From America's Test Kitchen
Making traditional black bean soup used to be an all-day affair. Generating full flavor required hours of simmering soaked beans with numerous ingredients, including parsnips, carrots, beef bones, and smoked ham hocks. But quicker versions developed for modern kitchens often produce watery, bland, and unattractive soups. We wanted a simplified procedure that would result in an attractive, dark-colored soup full of sweet, spicy, smoky flavors and brightened with fresh garnishes.
Though convenient, canned beans couldn’t compare in flavor to dried, which imparted good flavor to the broth as they simmered, and we discovered that we didn’t have to soak them. A touch of baking soda in the cooking water kept the beans from turning gray. Homemade stock would be time-consuming to prepare, so we focused on adding flavor to prepared broth. Ham steak provided the smoky pork flavor of the more conventional ham hock and more meat as well. We spiced up our aromatics—carrot, celery, onion, and garlic—with lots of cumin and some red pepper flakes. We wanted a chunky texture in our soup, so we pureed it only partially, thickening it further with a slurry of cornstarch and water. Some lime juice added brightness. The customary garnishes of sour cream, avocado, red onion, cilantro, and lime wedges topped our richly flavored but easy-to-make black bean soup.
Makes about 9 Cups, Serving 6
Dried beans tend to cook unevenly, so be sure to taste several beans to determine their doneness in step 1. For efficiency, you can prepare the soup ingredients while the beans simmer and the garnishes while the soup simmers.

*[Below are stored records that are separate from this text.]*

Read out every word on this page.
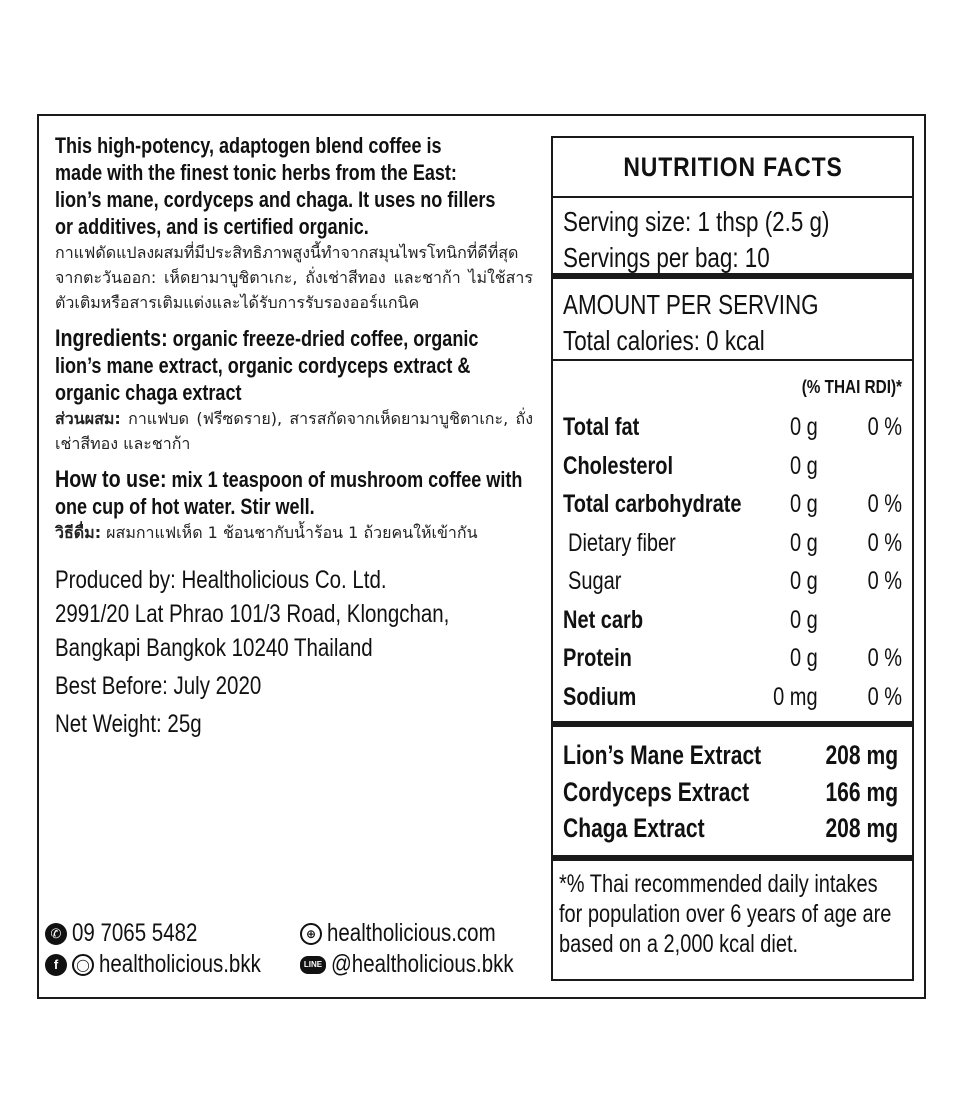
This high-potency, adaptogen blend coffee is
made with the finest tonic herbs from the East:
lion’s mane, cordyceps and chaga. It uses no fillers
or additives, and is certified organic.
กาแฟดัดแปลงผสมที่มีประสิทธิภาพสูงนี้ทำจากสมุนไพรโทนิกที่ดีที่สุดจากตะวันออก: เห็ดยามาบูชิตาเกะ, ถั่งเช่าสีทอง และชาก้า ไม่ใช้สารตัวเติมหรือสารเติมแต่งและได้รับการรับรองออร์แกนิค
Ingredients: organic freeze-dried coffee, organic
lion’s mane extract, organic cordyceps extract &
organic chaga extract
ส่วนผสม: กาแฟบด (ฟรีซดราย), สารสกัดจากเห็ดยามาบูชิตาเกะ, ถั่งเช่าสีทอง และชาก้า
How to use: mix 1 teaspoon of mushroom coffee with
one cup of hot water. Stir well.
วิธีดื่ม: ผสมกาแฟเห็ด 1 ช้อนชากับน้ำร้อน 1 ถ้วยคนให้เข้ากัน
Produced by: Healtholicious Co. Ltd.
2991/20 Lat Phrao 101/3 Road, Klongchan,
Bangkapi Bangkok 10240 Thailand
Best Before: July 2020
Net Weight: 25g
✆ 09 7065 5482	⊕ healtholicious.com
f	◯ healtholicious.bkk	LINE @healtholicious.bkk
NUTRITION FACTS
Serving size: 1 thsp (2.5 g)
Servings per bag: 10
AMOUNT PER SERVING
Total calories: 0 kcal
(% THAI RDI)*
Total fat	0 g	0 %
Cholesterol	0 g
Total carbohydrate	0 g	0 %
Dietary fiber	0 g	0 %
Sugar	0 g	0 %
Net carb	0 g
Protein	0 g	0 %
Sodium	0 mg	0 %
Lion’s Mane Extract	208 mg
Cordyceps Extract	166 mg
Chaga Extract	208 mg
*% Thai recommended daily intakes
for population over 6 years of age are
based on a 2,000 kcal diet.
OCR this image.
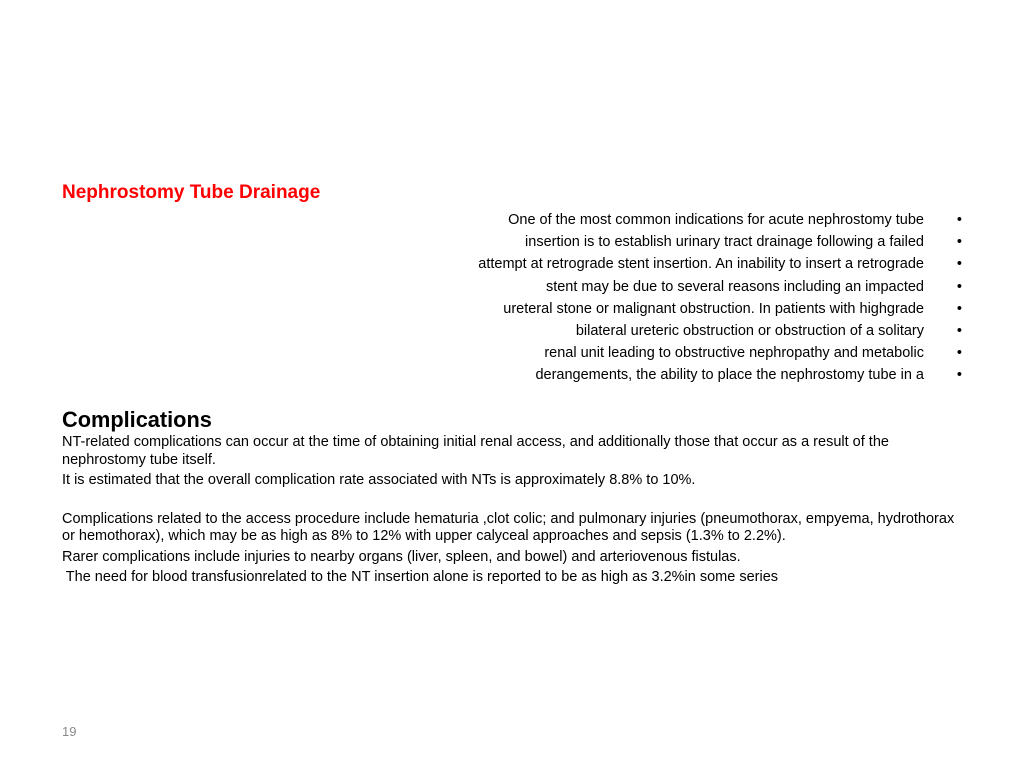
Nephrostomy Tube Drainage
One of the most common indications for acute nephrostomy tube	•
insertion is to establish urinary tract drainage following a failed	•
attempt at retrograde stent insertion. An inability to insert a retrograde	•
stent may be due to several reasons including an impacted	•
ureteral stone or malignant obstruction. In patients with highgrade	•
bilateral ureteric obstruction or obstruction of a solitary	•
renal unit leading to obstructive nephropathy and metabolic	•
derangements, the ability to place the nephrostomy tube in a	•
Complications

NT-related complications can occur at the time of obtaining initial renal access, and additionally those that occur as a result of the nephrostomy tube itself.

It is estimated that the overall complication rate associated with NTs is approximately 8.8% to 10%.

Complications related to the access procedure include hematuria ,clot colic; and pulmonary injuries (pneumothorax, empyema, hydrothorax or hemothorax), which may be as high as 8% to 12% with upper calyceal approaches and sepsis (1.3% to 2.2%).

Rarer complications include injuries to nearby organs (liver, spleen, and bowel) and arteriovenous fistulas.

The need for blood transfusionrelated to the NT insertion alone is reported to be as high as 3.2%in some series

19
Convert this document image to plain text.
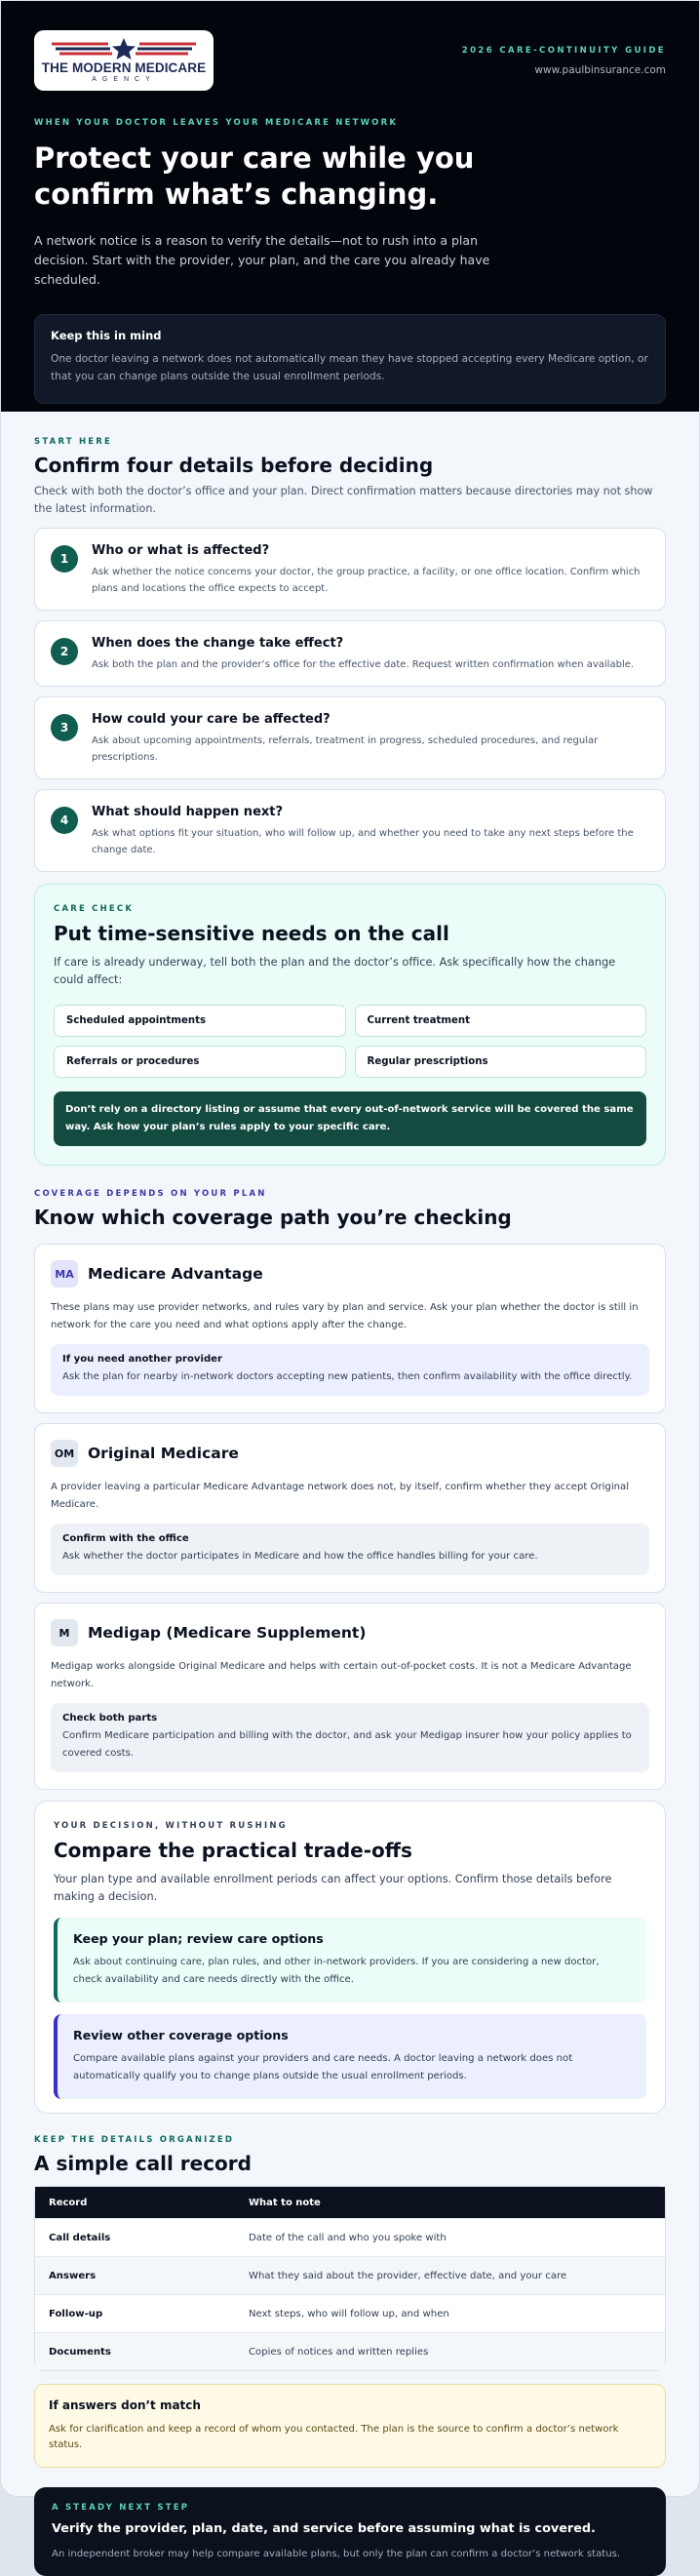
THE MODERN MEDICARE
AGENCY
2026 CARE-CONTINUITY GUIDE
www.paulbinsurance.com
WHEN YOUR DOCTOR LEAVES YOUR MEDICARE NETWORK
Protect your care while you confirm what’s changing.

A network notice is a reason to verify the details—not to rush into a plan decision. Start with the provider, your plan, and the care you already have scheduled.

Keep this in mind
One doctor leaving a network does not automatically mean they have stopped accepting every Medicare option, or that you can change plans outside the usual enrollment periods.
START HERE
Confirm four details before deciding

Check with both the doctor’s office and your plan. Direct confirmation matters because directories may not show the latest information.

1
Who or what is affected?
Ask whether the notice concerns your doctor, the group practice, a facility, or one office location. Confirm which plans and locations the office expects to accept.
2
When does the change take effect?
Ask both the plan and the provider’s office for the effective date. Request written confirmation when available.
3
How could your care be affected?
Ask about upcoming appointments, referrals, treatment in progress, scheduled procedures, and regular prescriptions.
4
What should happen next?
Ask what options fit your situation, who will follow up, and whether you need to take any next steps before the change date.
CARE CHECK
Put time-sensitive needs on the call

If care is already underway, tell both the plan and the doctor’s office. Ask specifically how the change could affect:

Scheduled appointments	Current treatment
Referrals or procedures	Regular prescriptions
Don’t rely on a directory listing or assume that every out-of-network service will be covered the same way. Ask how your plan’s rules apply to your specific care.
COVERAGE DEPENDS ON YOUR PLAN
Know which coverage path you’re checking
MA Medicare Advantage
These plans may use provider networks, and rules vary by plan and service. Ask your plan whether the doctor is still in network for the care you need and what options apply after the change.
If you need another provider
Ask the plan for nearby in-network doctors accepting new patients, then confirm availability with the office directly.
OM Original Medicare
A provider leaving a particular Medicare Advantage network does not, by itself, confirm whether they accept Original Medicare.
Confirm with the office
Ask whether the doctor participates in Medicare and how the office handles billing for your care.
M	Medigap (Medicare Supplement)
Medigap works alongside Original Medicare and helps with certain out-of-pocket costs. It is not a Medicare Advantage network.
Check both parts
Confirm Medicare participation and billing with the doctor, and ask your Medigap insurer how your policy applies to covered costs.
YOUR DECISION, WITHOUT RUSHING
Compare the practical trade-offs

Your plan type and available enrollment periods can affect your options. Confirm those details before making a decision.

Keep your plan; review care options
Ask about continuing care, plan rules, and other in-network providers. If you are considering a new doctor, check availability and care needs directly with the office.
Review other coverage options
Compare available plans against your providers and care needs. A doctor leaving a network does not automatically qualify you to change plans outside the usual enrollment periods.
KEEP THE DETAILS ORGANIZED
A simple call record
Record	What to note
Call details	Date of the call and who you spoke with
Answers	What they said about the provider, effective date, and your care
Follow-up	Next steps, who will follow up, and when
Documents	Copies of notices and written replies
If answers don’t match
Ask for clarification and keep a record of whom you contacted. The plan is the source to confirm a doctor’s network status.
A STEADY NEXT STEP
Verify the provider, plan, date, and service before assuming what is covered.
An independent broker may help compare available plans, but only the plan can confirm a doctor’s network status.
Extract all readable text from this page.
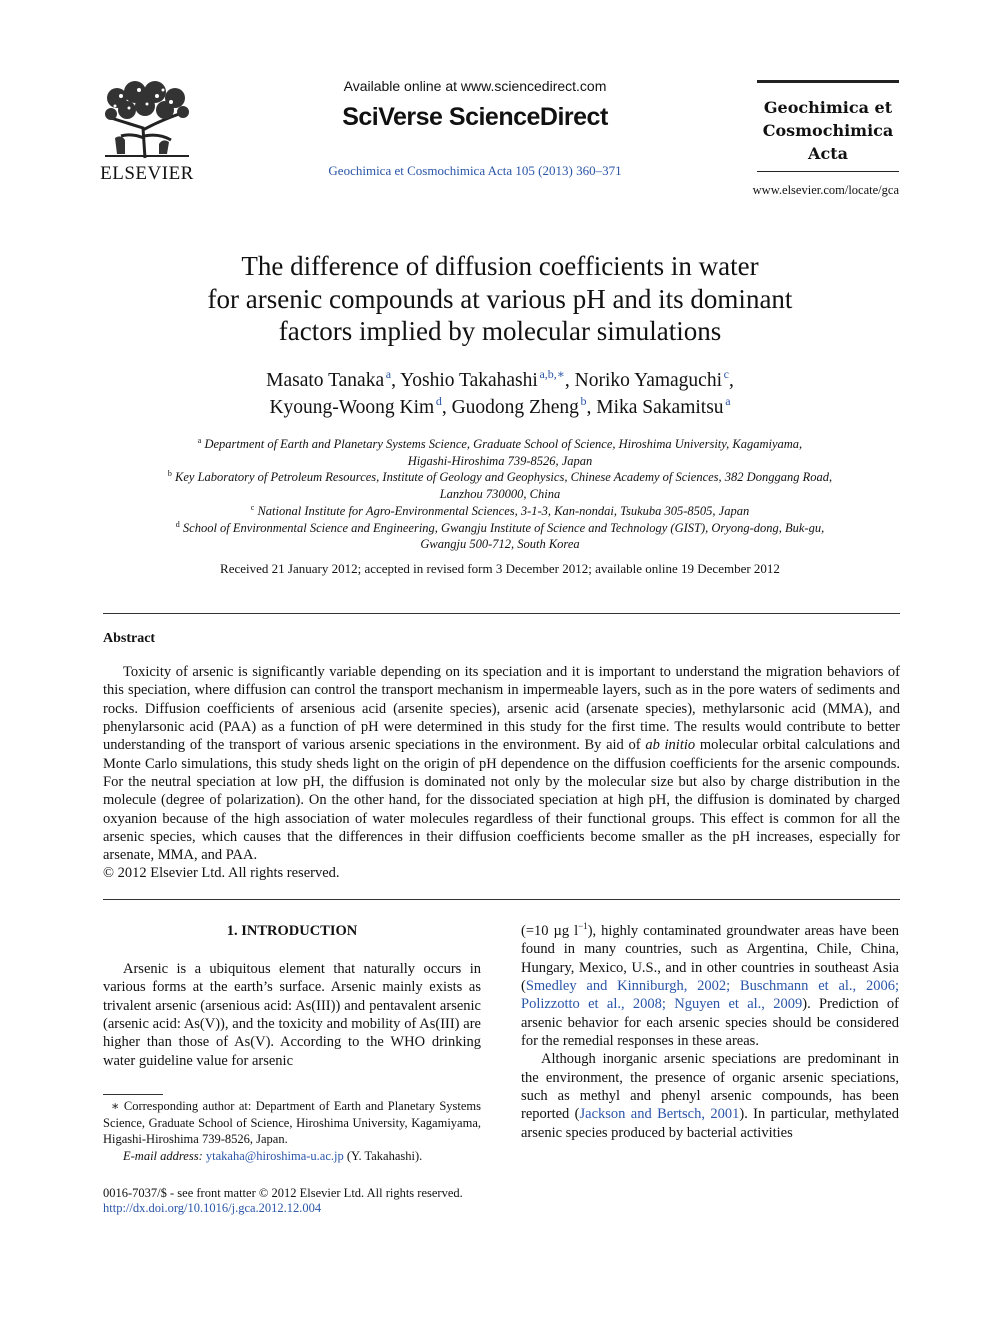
ELSEVIER
Available online at www.sciencedirect.com
SciVerse ScienceDirect
Geochimica et Cosmochimica Acta 105 (2013) 360–371
Geochimica et
Cosmochimica
Acta
www.elsevier.com/locate/gca
The difference of diffusion coefficients in water
for arsenic compounds at various pH and its dominant
factors implied by molecular simulations
Masato Tanaka  $^a$, Yoshio Takahashi  $^{a,b,∗}$, Noriko Yamaguchi  $^c$,
Kyoung-Woong Kim  $^d$, Guodong Zheng  $^b$, Mika Sakamitsu  $^a$
$^a$ Department of Earth and Planetary Systems Science, Graduate School of Science, Hiroshima University, Kagamiyama,
Higashi-Hiroshima 739-8526, Japan
$^b$ Key Laboratory of Petroleum Resources, Institute of Geology and Geophysics, Chinese Academy of Sciences, 382 Donggang Road,
Lanzhou 730000, China
$^c$ National Institute for Agro-Environmental Sciences, 3-1-3, Kan-nondai, Tsukuba 305-8505, Japan
$^d$ School of Environmental Science and Engineering, Gwangju Institute of Science and Technology (GIST), Oryong-dong, Buk-gu,
Gwangju 500-712, South Korea
Received 21 January 2012; accepted in revised form 3 December 2012; available online 19 December 2012
Abstract

Toxicity of arsenic is significantly variable depending on its speciation and it is important to understand the migration behaviors of this speciation, where diffusion can control the transport mechanism in impermeable layers, such as in the pore waters of sediments and rocks. Diffusion coefficients of arsenious acid (arsenite species), arsenic acid (arsenate species), methylarsonic acid (MMA), and phenylarsonic acid (PAA) as a function of pH were determined in this study for the first time. The results would contribute to better understanding of the transport of various arsenic speciations in the environment. By aid of ab initio molecular orbital calculations and Monte Carlo simulations, this study sheds light on the origin of pH dependence on the diffusion coefficients for the arsenic compounds. For the neutral speciation at low pH, the diffusion is dominated not only by the molecular size but also by charge distribution in the molecule (degree of polarization). On the other hand, for the dissociated speciation at high pH, the diffusion is dominated by charged oxyanion because of the high association of water molecules regardless of their functional groups. This effect is common for all the arsenic species, which causes that the differences in their diffusion coefficients become smaller as the pH increases, especially for arsenate, MMA, and PAA.

© 2012 Elsevier Ltd. All rights reserved.
1. INTRODUCTION

Arsenic is a ubiquitous element that naturally occurs in various forms at the earth’s surface. Arsenic mainly exists as trivalent arsenic (arsenious acid: As(III)) and pentavalent arsenic (arsenic acid: As(V)), and the toxicity and mobility of As(III) are higher than those of As(V). According to the WHO drinking water guideline value for arsenic

(=10 µg $l^{-1}$), highly contaminated groundwater areas have been found in many countries, such as Argentina, Chile, China, Hungary, Mexico, U.S., and in other countries in southeast Asia (Smedley and Kinniburgh, 2002; Buschmann et al., 2006; Polizzotto et al., 2008; Nguyen et al., 2009). Prediction of arsenic behavior for each arsenic species should be considered for the remedial responses in these areas.

Although inorganic arsenic speciations are predominant in the environment, the presence of organic arsenic speciations, such as methyl and phenyl arsenic compounds, has been reported (Jackson and Bertsch, 2001). In particular, methylated arsenic species produced by bacterial activities

∗ Corresponding author at: Department of Earth and Planetary Systems Science, Graduate School of Science, Hiroshima University, Kagamiyama, Higashi-Hiroshima 739-8526, Japan.
E-mail address: ytakaha@hiroshima-u.ac.jp (Y. Takahashi).
0016-7037/$ - see front matter © 2012 Elsevier Ltd. All rights reserved.
http://dx.doi.org/10.1016/j.gca.2012.12.004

Though you do not need to offer all of the garnishes listed below, do choose at least a couple; garnishes are essential for this soup as they add not only flavor but texture and color as well. Leftover soup can be refrigerated in an airtight container for 3 or 4 days; reheat it in a saucepan over medium heat until hot, stirring in additional chicken broth if it has thickened beyond your liking. The addition of chipotle chiles in adobo--smoked jalapeños packed in a seasoned tomato-vinegar sauce--makes this a spicier, smokier variation on Black Bean Soup.